Como fez outro dia, quando estava no carro com a mãe e um motorista distraído bateu na traseira deles em um sinal da cidade. “Fica aqui, Francisco, eu já volto”, disse minha irmã logo depois do leve impacto. “Onde você vai, mãe?” “Vou pegar o nome da mulher que bateu na gente, já volto.” Um minuto depois, minha irmã estava de volta, com o nome do motorista. “Mãe!”, disse o guerreiro bastante assustado. “O que foi, meu filho?” “Você pegou o nome dela?” “Peguei.” “Mas e agora, mãe? A mulher ficou sem nome?”

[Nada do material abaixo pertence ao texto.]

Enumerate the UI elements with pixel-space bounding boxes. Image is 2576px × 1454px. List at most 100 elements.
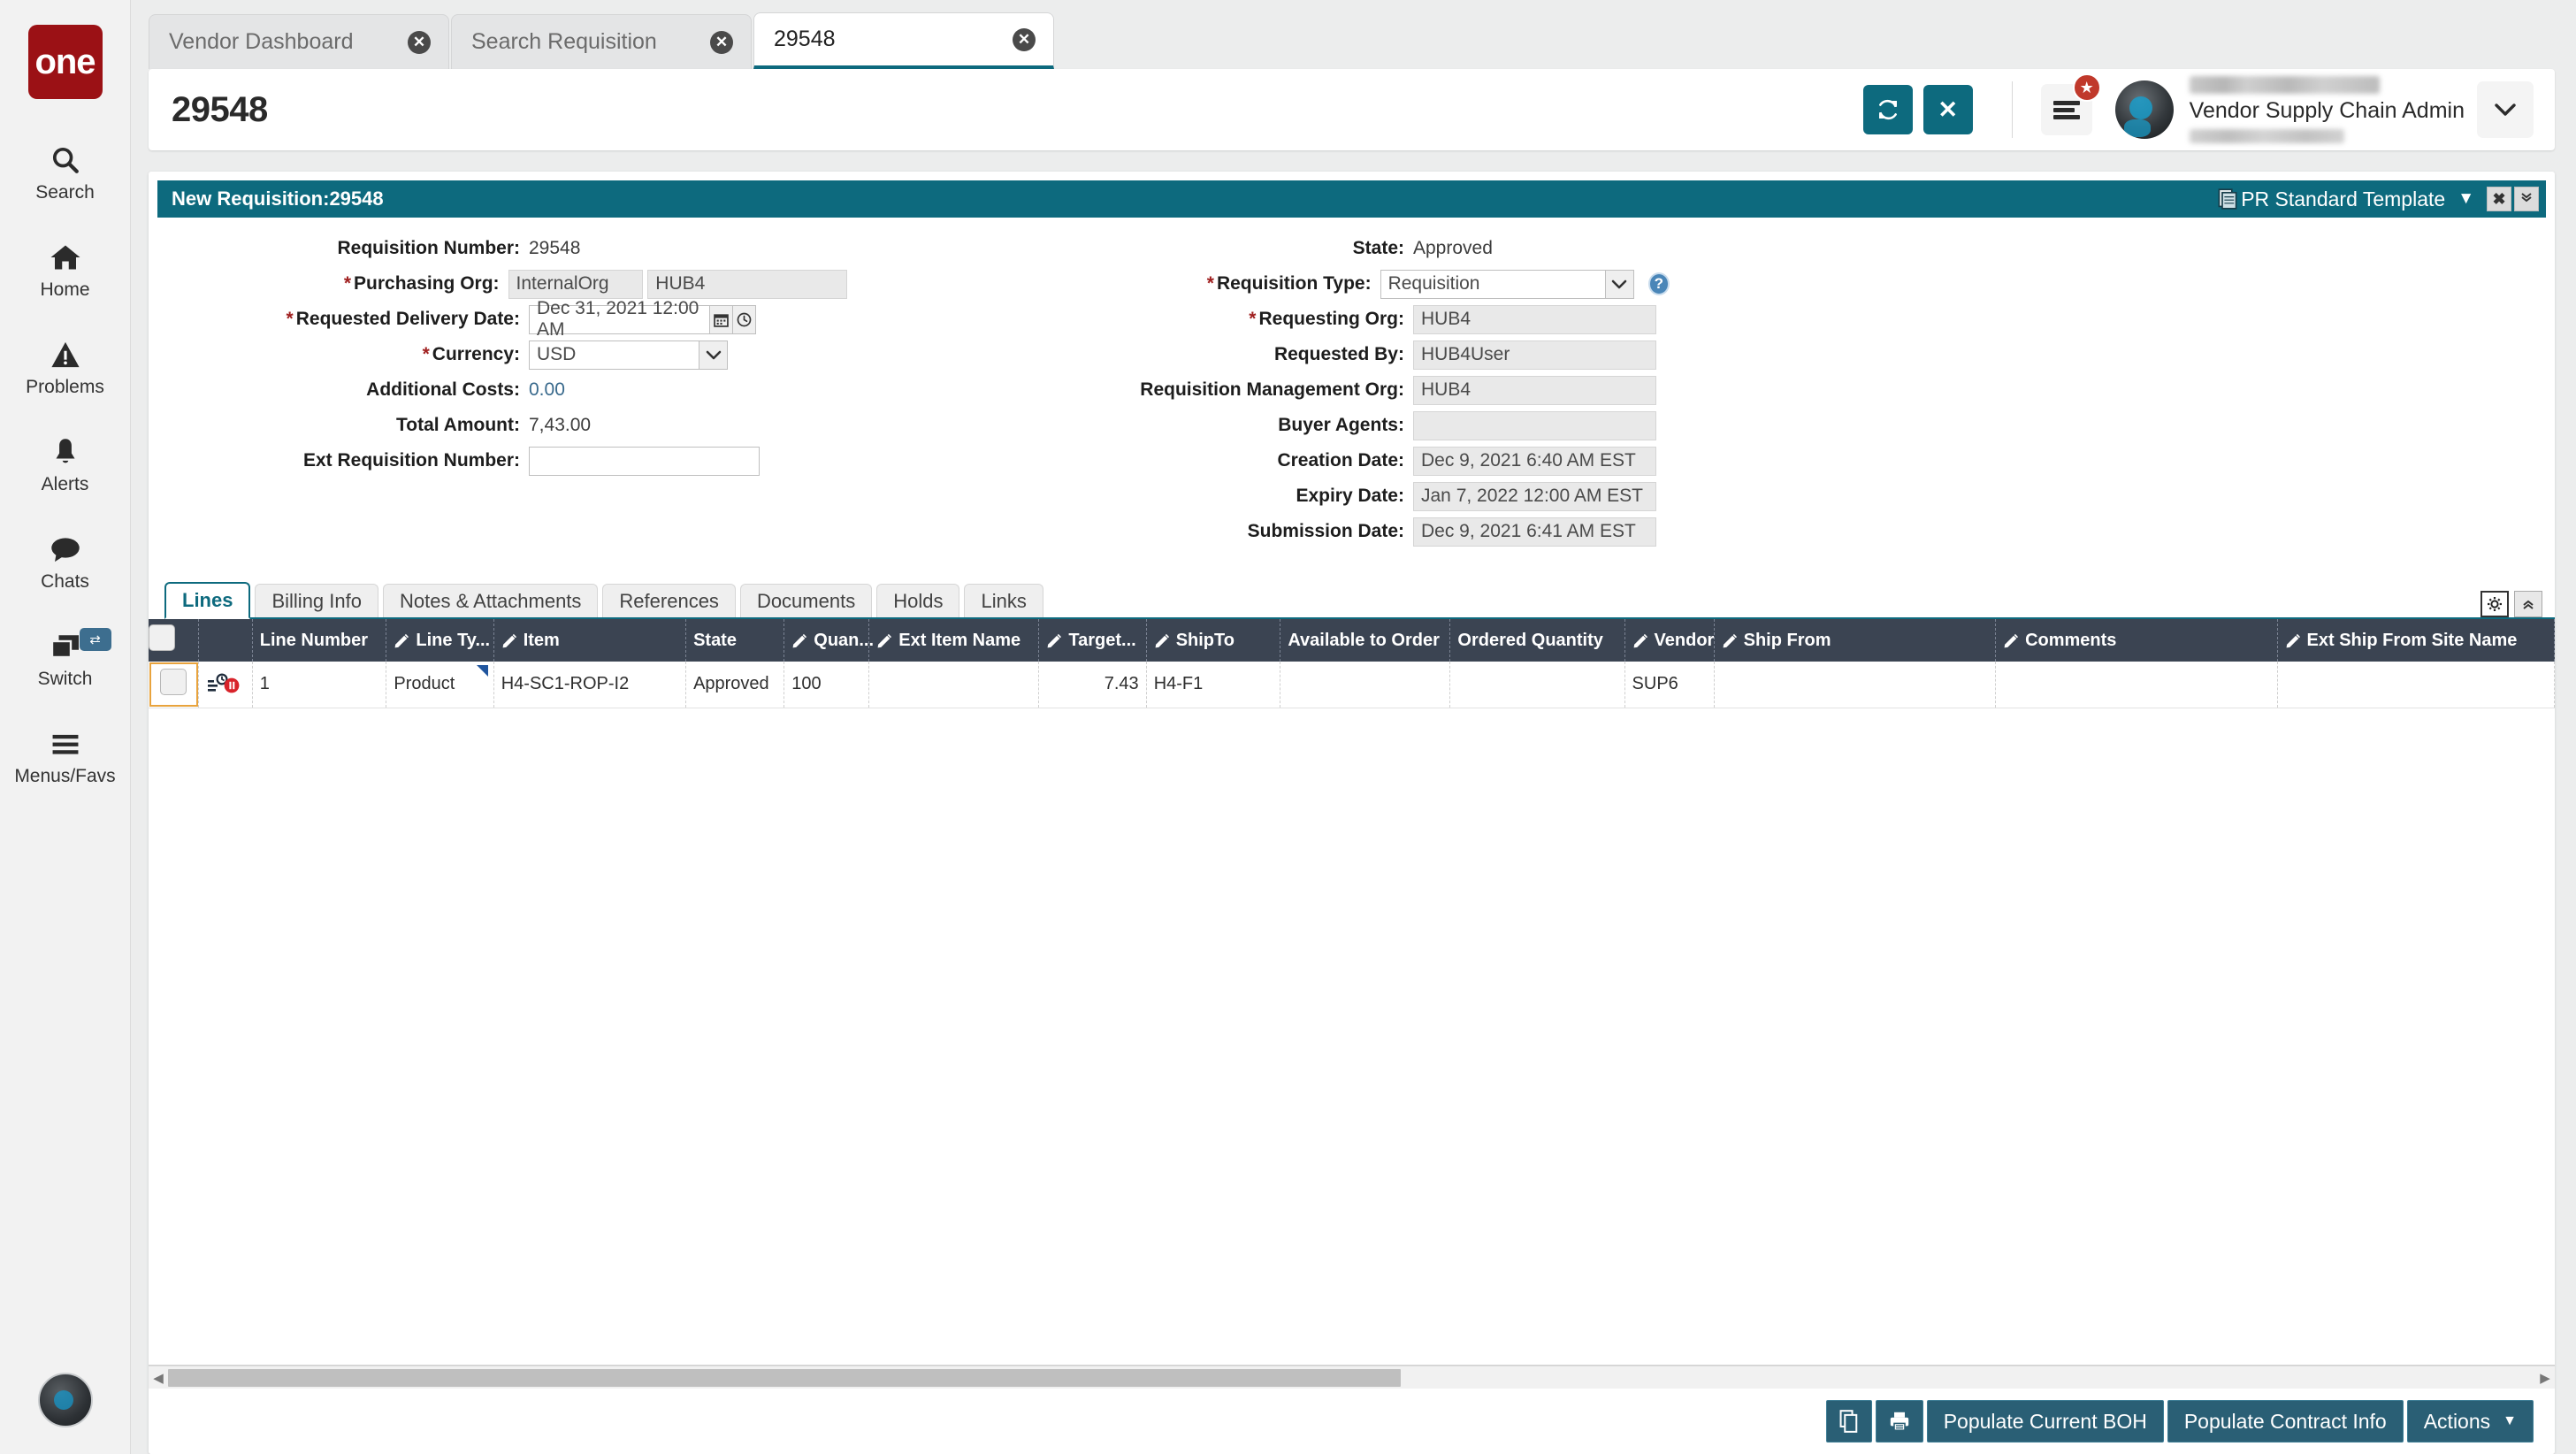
scroll-left-arrow-icon[interactable]: ◀ xyxy=(150,1370,166,1386)
column-header-target[interactable]: Target... xyxy=(1039,619,1146,662)
tab-references[interactable]: References xyxy=(602,584,736,617)
scroll-right-arrow-icon[interactable]: ▶ xyxy=(2537,1370,2553,1386)
sidebar-item-problems[interactable]: Problems xyxy=(0,325,131,409)
table-row[interactable]: 1 Product H4-SC1-ROP-I2 Approved 100 7.4… xyxy=(149,662,2555,708)
refresh-button[interactable] xyxy=(1863,85,1913,134)
scrollbar-thumb[interactable] xyxy=(168,1369,1401,1387)
close-icon[interactable]: ✕ xyxy=(1013,28,1036,51)
column-header-comments[interactable]: Comments xyxy=(1996,619,2277,662)
populate-current-boh-button[interactable]: Populate Current BOH xyxy=(1927,1400,2164,1443)
actions-menu-button[interactable]: Actions ▼ xyxy=(2407,1400,2534,1443)
column-header-ship-from[interactable]: Ship From xyxy=(1714,619,1995,662)
workspace-tab-29548[interactable]: 29548 ✕ xyxy=(753,12,1054,69)
purchasing-org-internal-input[interactable]: InternalOrg xyxy=(508,270,643,299)
column-header-line-type[interactable]: Line Ty... xyxy=(386,619,493,662)
requested-delivery-date-input[interactable]: Dec 31, 2021 12:00 AM xyxy=(529,305,710,334)
sidebar-item-switch[interactable]: Switch ⇄ xyxy=(0,617,131,700)
notifications-menu-button[interactable]: ★ xyxy=(2041,84,2092,135)
sidebar-item-home[interactable]: Home xyxy=(0,228,131,311)
select-all-header[interactable] xyxy=(149,619,199,662)
close-icon[interactable]: ✕ xyxy=(710,31,733,54)
calendar-icon[interactable] xyxy=(710,305,733,334)
cell-shipto[interactable]: H4-F1 xyxy=(1146,662,1280,708)
sidebar-item-alerts[interactable]: Alerts xyxy=(0,423,131,506)
column-header-quantity[interactable]: Quan... xyxy=(784,619,869,662)
cell-ship-from[interactable] xyxy=(1714,662,1995,708)
cell-available-to-order[interactable] xyxy=(1280,662,1450,708)
sidebar-item-chats[interactable]: Chats xyxy=(0,520,131,603)
help-icon[interactable]: ? xyxy=(1648,272,1670,295)
grid-collapse-icon[interactable] xyxy=(2514,591,2542,617)
tab-holds[interactable]: Holds xyxy=(876,584,959,617)
switch-badge-icon[interactable]: ⇄ xyxy=(80,628,111,651)
cell-vendor[interactable]: SUP6 xyxy=(1624,662,1714,708)
clock-icon[interactable] xyxy=(733,305,756,334)
requisition-type-select[interactable]: Requisition xyxy=(1380,270,1634,299)
sidebar-avatar[interactable] xyxy=(38,1373,93,1427)
column-header-vendor[interactable]: Vendor xyxy=(1624,619,1714,662)
expiry-date-input[interactable]: Jan 7, 2022 12:00 AM EST xyxy=(1413,482,1656,511)
column-header-shipto[interactable]: ShipTo xyxy=(1146,619,1280,662)
user-menu-chevron-down-icon[interactable] xyxy=(2477,81,2534,138)
column-header-state[interactable]: State xyxy=(686,619,784,662)
cell-ordered-quantity[interactable] xyxy=(1450,662,1624,708)
cell-ext-item-name[interactable] xyxy=(869,662,1039,708)
copy-button[interactable] xyxy=(1826,1400,1872,1443)
chevron-down-icon[interactable] xyxy=(699,341,728,370)
scrollbar-track[interactable] xyxy=(166,1369,2537,1387)
column-header-line-number[interactable]: Line Number xyxy=(252,619,386,662)
column-header-ext-item-name[interactable]: Ext Item Name xyxy=(869,619,1039,662)
tab-billing-info[interactable]: Billing Info xyxy=(255,584,378,617)
field-requested-delivery-date: *Requested Delivery Date: Dec 31, 2021 1… xyxy=(149,302,847,336)
populate-contract-info-button[interactable]: Populate Contract Info xyxy=(2167,1400,2404,1443)
chevron-down-icon[interactable] xyxy=(1606,270,1634,299)
column-header-ordered-quantity[interactable]: Ordered Quantity xyxy=(1450,619,1624,662)
column-header-item[interactable]: Item xyxy=(493,619,685,662)
tab-links[interactable]: Links xyxy=(964,584,1043,617)
print-button[interactable] xyxy=(1876,1400,1923,1443)
column-header-available-to-order[interactable]: Available to Order xyxy=(1280,619,1450,662)
cell-state[interactable]: Approved xyxy=(686,662,784,708)
grid-scroll-region[interactable]: Line Number Line Ty... Item State Quan..… xyxy=(149,619,2555,1366)
main-area: Vendor Dashboard ✕ Search Requisition ✕ … xyxy=(131,0,2576,1454)
requisition-management-org-input[interactable]: HUB4 xyxy=(1413,376,1656,405)
creation-date-input[interactable]: Dec 9, 2021 6:40 AM EST xyxy=(1413,447,1656,476)
cell-item[interactable]: H4-SC1-ROP-I2 xyxy=(493,662,685,708)
tab-notes-attachments[interactable]: Notes & Attachments xyxy=(383,584,598,617)
row-select-cell[interactable] xyxy=(149,662,199,708)
cell-line-type[interactable]: Product xyxy=(386,662,493,708)
row-checkbox[interactable] xyxy=(160,669,187,695)
chevron-down-icon[interactable]: ▼ xyxy=(2458,189,2474,209)
sidebar-item-menus-favs[interactable]: Menus/Favs xyxy=(0,715,131,798)
search-icon xyxy=(50,142,80,179)
horizontal-scrollbar[interactable]: ◀ ▶ xyxy=(149,1366,2555,1389)
currency-select[interactable]: USD xyxy=(529,341,728,370)
select-all-checkbox[interactable] xyxy=(149,624,175,651)
template-selector[interactable]: PR Standard Template ▼ xyxy=(2218,187,2487,211)
panel-close-icon[interactable]: ✖ xyxy=(2487,187,2511,211)
requesting-org-input[interactable]: HUB4 xyxy=(1413,305,1656,334)
row-status-icons[interactable] xyxy=(199,662,253,708)
panel-collapse-icon[interactable] xyxy=(2514,187,2539,211)
cell-line-number[interactable]: 1 xyxy=(252,662,386,708)
ext-requisition-number-input[interactable] xyxy=(529,447,760,476)
avatar[interactable] xyxy=(2115,80,2174,139)
close-page-button[interactable]: ✕ xyxy=(1923,85,1973,134)
workspace-tab-vendor-dashboard[interactable]: Vendor Dashboard ✕ xyxy=(149,14,449,69)
column-header-ext-ship-from-site-name[interactable]: Ext Ship From Site Name xyxy=(2277,619,2554,662)
cell-comments[interactable] xyxy=(1996,662,2277,708)
cell-ext-ship-from-site-name[interactable] xyxy=(2277,662,2554,708)
submission-date-input[interactable]: Dec 9, 2021 6:41 AM EST xyxy=(1413,517,1656,547)
purchasing-org-hub-input[interactable]: HUB4 xyxy=(647,270,847,299)
additional-costs-link[interactable]: 0.00 xyxy=(529,379,565,401)
cell-target[interactable]: 7.43 xyxy=(1039,662,1146,708)
workspace-tab-search-requisition[interactable]: Search Requisition ✕ xyxy=(451,14,752,69)
tab-lines[interactable]: Lines xyxy=(164,582,250,619)
cell-quantity[interactable]: 100 xyxy=(784,662,869,708)
tab-documents[interactable]: Documents xyxy=(740,584,872,617)
gear-icon[interactable] xyxy=(2480,591,2509,617)
buyer-agents-input[interactable] xyxy=(1413,411,1656,440)
sidebar-item-search[interactable]: Search xyxy=(0,131,131,214)
close-icon[interactable]: ✕ xyxy=(408,31,431,54)
requested-by-input[interactable]: HUB4User xyxy=(1413,341,1656,370)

Só que um guerreiro também padece. Semana retrasada, Francisco passou mal e vomitou. No dia seguinte, já melhor, não queria comer nada. A babá, a pedido da mãe, insistiu. “Não vou comer. Não quero vomitar outra vez”, alegou o garoto. “Come, Fran, porque, se Deus quiser, você não vai mais vomitar”, tentou a babá. Mas um guerreiro não é assim tão facilmente convencido. “Então, por que Deus quis que eu vomitasse ontem?”, perguntou o guerreiro.
Na saída da lanchonete, naquele sábado, enquanto esperávamos os carros serem trazidos, Francisco me puxou de lado. “Você entendeu qual é a roupa do exército de Jedi?” “Perfeitamente”, respondi. “Se não encontrar, não tem problema. Daí, você pode me dar um capacete de piloto”, disse antes de sair executando movimentos que simulavam Massa na tomada de uma curva fechada. O guerreiro, como um viajante das galáxias, já estava em outro planeta.